Berdasarkan hal tersebut, dalam kesempatan ini kami menulis beberapa kaidah penting tentang asma dan sifat Allah yang dikutip dari kitab 'al-Qawa'idul Mutsla fil asma`i wash shifat karya Syaikh Muhammad bin Shalih al-'Utsaimin dan dari kitab Syarh asma`ilhusna fii dhauil kitaab wass sunnah, karya Syaikh Sa'id bin Ali bin Wahf al-Qahthani, serta dari kitab Faidah Jalillah fi Qawa'idil Asma`il Husna, karya Ibnul Qayyim. Dengan harapan semoga kutipan singkat ini bermanfaat bagi kita semua -kaum muslimin- yang mengharapkan ridha Allah
Allah berfirman:
وَللهِ اْلأَسْمَآءُ الْحُسْنَى فَادْعُوهُ بِهَا
Hanya milik Allah asma-ul husna, maka bermohonlah kepada-Nya dengan menyebut asma-ul husna itu. (QS. Al-A'raaf:180)
Doa yang disebutkan dalam ayat di atas mengandung doa masalah dan doa ibadah. Doa masalah adalah memohon kepada Allah diawali dengan menyebutkan nama yang sesuai dengan satu atau beberapa nama dari nama-nama-Nya. Seperti mengatakan:
يَا غَفُوْرُ اغْفِرْلِي, يَارَحِيْمُ ارْحَمْنِي, يَاحَفِيْظُ احْفَظْنِي
"Ya Allah Yang Maha Pengampun, ampunilah aku. Ya Allah Yang Maha Pengasih, kasihilah aku. Ya Allah Yang Maha Pelindung, lindungilah aku."
Sedangkan doa ibadah adalah melaksanakan ibadah kepada Allah berdasarkan Asma`ul Husna ini. seperti kita bertaubat kepada Allah karena Dia Maha Penerima Taubat, berdzikir dengan-Nya karena Dia Maha Mendengar, beribadah dengan raga karena Dia Maha Melihat, dengan seterusnya.
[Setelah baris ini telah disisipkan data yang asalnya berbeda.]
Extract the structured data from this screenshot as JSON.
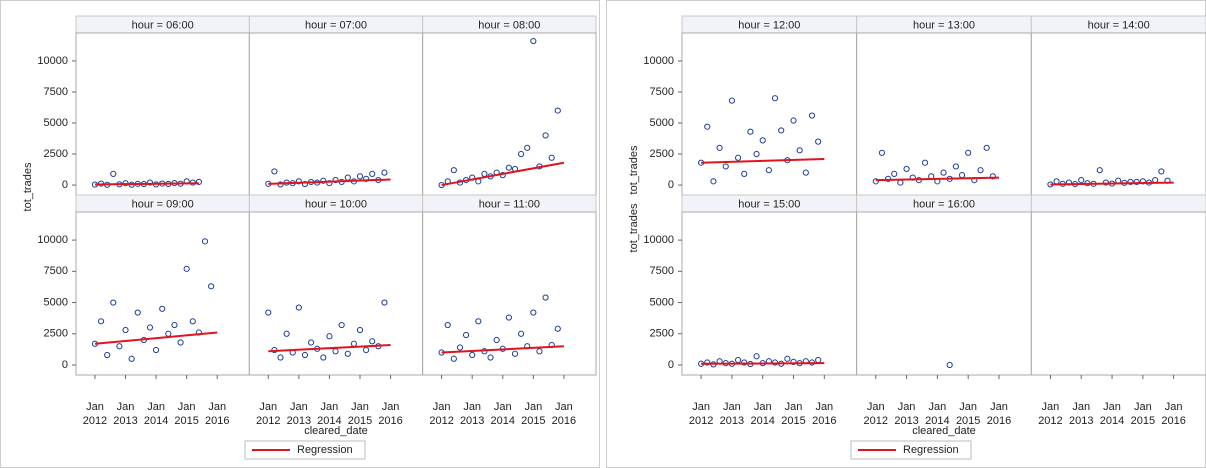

Mengingat pentingnya masalah asma` dan sifat ini, banyak umat Islam yang membicarakannya. Ada yang sesuai dengan al-Qur`an dan Sunnah dan hanya inilah golongan yang benar dan diridhai Allah, ada yang menyimpang dari jalan yang lurus dengan menolak semua asma dan sifat Allah, ada yang menerima sebagian sifat Allah dan menolak sebagian yang lain, ada pula yang memalingkannya dari makna yang sebenarnya. Di antara kaum yang menyimpang itu, ada yang karena salah dalam memahami dalil, ada yang karena bodoh, dan ada pula yang hanya karena berdasarkan ta'ashshub buta. Dan agar kita tidak terjerumus ke jalan yang menyimpang, berikut ini beberapa kaidah penting yang berkenaan dengan asma` dan sifat Allah :
1. Seluruh Asma Allah adalah husna, artinya Maha Indah.
Firman Allah:
وَللهِ اْلأَسْمَآءُ الْحُسْنَى فَادْعُوهُ بِِِِهَا
Hanya milik Allah asma-ul husna, maka bermohonlah kepada-Nya dengan menyebut asma-ul husna itu. (QS. Al-A'raaf :180)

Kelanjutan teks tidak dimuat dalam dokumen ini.